42 Pa.C.S.A. § 9721(b);
Commonwealth v. Jones,
¶ 14 Moreover, Appellant imparts a retributive quality to the registration requirement which is unwarranted. The registration requirement recognizes the high risk of recidivism posed by a sexually violent predator, but seeks to protect the public through the dissemination of information. See 42 Pa.C.S.A. § 9791(a)(1) (suggesting that adequate notice of predators will empower the community to “develop constructive plans to prepare themselves and their children for the offender’s release.”)

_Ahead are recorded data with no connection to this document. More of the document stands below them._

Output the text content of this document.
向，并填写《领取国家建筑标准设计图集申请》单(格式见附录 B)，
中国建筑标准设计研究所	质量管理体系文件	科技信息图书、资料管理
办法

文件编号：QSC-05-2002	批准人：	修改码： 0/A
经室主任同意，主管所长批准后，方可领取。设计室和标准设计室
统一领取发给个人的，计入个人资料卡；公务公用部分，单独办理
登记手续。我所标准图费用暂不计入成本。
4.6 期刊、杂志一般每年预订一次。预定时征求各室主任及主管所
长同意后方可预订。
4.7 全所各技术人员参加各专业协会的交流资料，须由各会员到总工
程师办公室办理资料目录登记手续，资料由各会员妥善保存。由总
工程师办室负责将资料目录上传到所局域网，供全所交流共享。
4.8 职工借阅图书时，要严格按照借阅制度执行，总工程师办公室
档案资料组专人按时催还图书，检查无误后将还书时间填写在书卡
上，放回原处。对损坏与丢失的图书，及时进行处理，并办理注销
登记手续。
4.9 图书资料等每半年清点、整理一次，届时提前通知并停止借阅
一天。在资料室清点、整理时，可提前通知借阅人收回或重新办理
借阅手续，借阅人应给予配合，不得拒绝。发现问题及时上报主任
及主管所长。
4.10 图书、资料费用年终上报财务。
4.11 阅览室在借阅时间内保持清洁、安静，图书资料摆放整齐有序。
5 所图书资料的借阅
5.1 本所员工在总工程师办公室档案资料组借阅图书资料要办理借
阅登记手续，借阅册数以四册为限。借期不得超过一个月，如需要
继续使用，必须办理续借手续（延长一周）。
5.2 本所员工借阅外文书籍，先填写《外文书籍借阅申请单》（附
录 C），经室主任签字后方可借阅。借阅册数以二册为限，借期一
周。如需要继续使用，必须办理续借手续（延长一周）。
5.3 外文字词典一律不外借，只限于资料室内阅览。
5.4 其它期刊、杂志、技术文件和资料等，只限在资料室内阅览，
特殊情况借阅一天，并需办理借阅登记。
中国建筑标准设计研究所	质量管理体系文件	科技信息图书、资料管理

¶ 15 Our legislature has concluded that “persons found to have committed [an offense which leads to the sexually violent predator designation] have a reduced expectation of privacy because of the public’s interest in public safety and in the effective operation of government.” 42 Pa. C.S.A. § 9791(a)(5). The registration policy “shall not be construed as punitive.” 42 Pa.C.S.A. § 9791(b);
Commonwealth v. Lee,
¶ 16 The sentencing court did not abuse its discretion in deciding what weight to give to Appellant’s stated willingness to accept responsibility for his actions. Moreover, we find Appellant’s minimization of his actions, referring to “only one *1000 victim” and “only one incident,” devoid of merit, and frankly, troubling. The terms of incarceration imposed upon Appellant are well within the guidelines and consistent with the broad purposes of our penal system. See Williams, supra.
¶ 17 Finally, Appellant argues that his prior record score was unreasonably high because of his juvenile record.
Prior juvenile adjudications are counted in the Prior Record Score when the following criteria are met:
(1) The juvenile offense occurred on or after the offender’s 14th birthday, and
(2) There was an express finding by the juvenile court that the adjudication was for a felony or one of the Misdemeanor 1 offenses listed in § 303.7(a)(4).
204 Pa. Code § 303.6. The relevant criteria were met in this case. See Appellant’s Guideline Sentence Form. Further, a sentencing court is required to examine a defendant’s juvenile record when crafting an appropriate sentence.
[A] child who continues his pattern of serious and violent anti-social activity into adulthood, should not receive the benefit of a cloak of immunity regarding that behavior, when it is relevant to predicting future behavior and the public safety is at risk.
Commonwealth v. Smith,
¶ 18 Petition to withdraw granted. Judgment affirmed.
Notes
. This modification to the initial count against Appellant reduced the severity of the charge from a felony of the first degree to a felony of the second degree.
. This designation identifies a “Repeat Felony 1 and Felony 2 Offender.” 204 Pa.Code § 303.4(a).
. A sexually violent predator is defined as “[a] person who has been convicted of a sexually violent offense as set forth in [42 Pa.C.S.A. § 9795.1 (relating to registration)] and who is determined to be a sexually violent predator under [42 Pa.C.S.A. § 9795.4 (relating to assessments)] due to a mental abnormality or personality disorder that makes the person likely to engage in predatory sexually violent offenses.” 42 Pa.C.S.A. § 9792.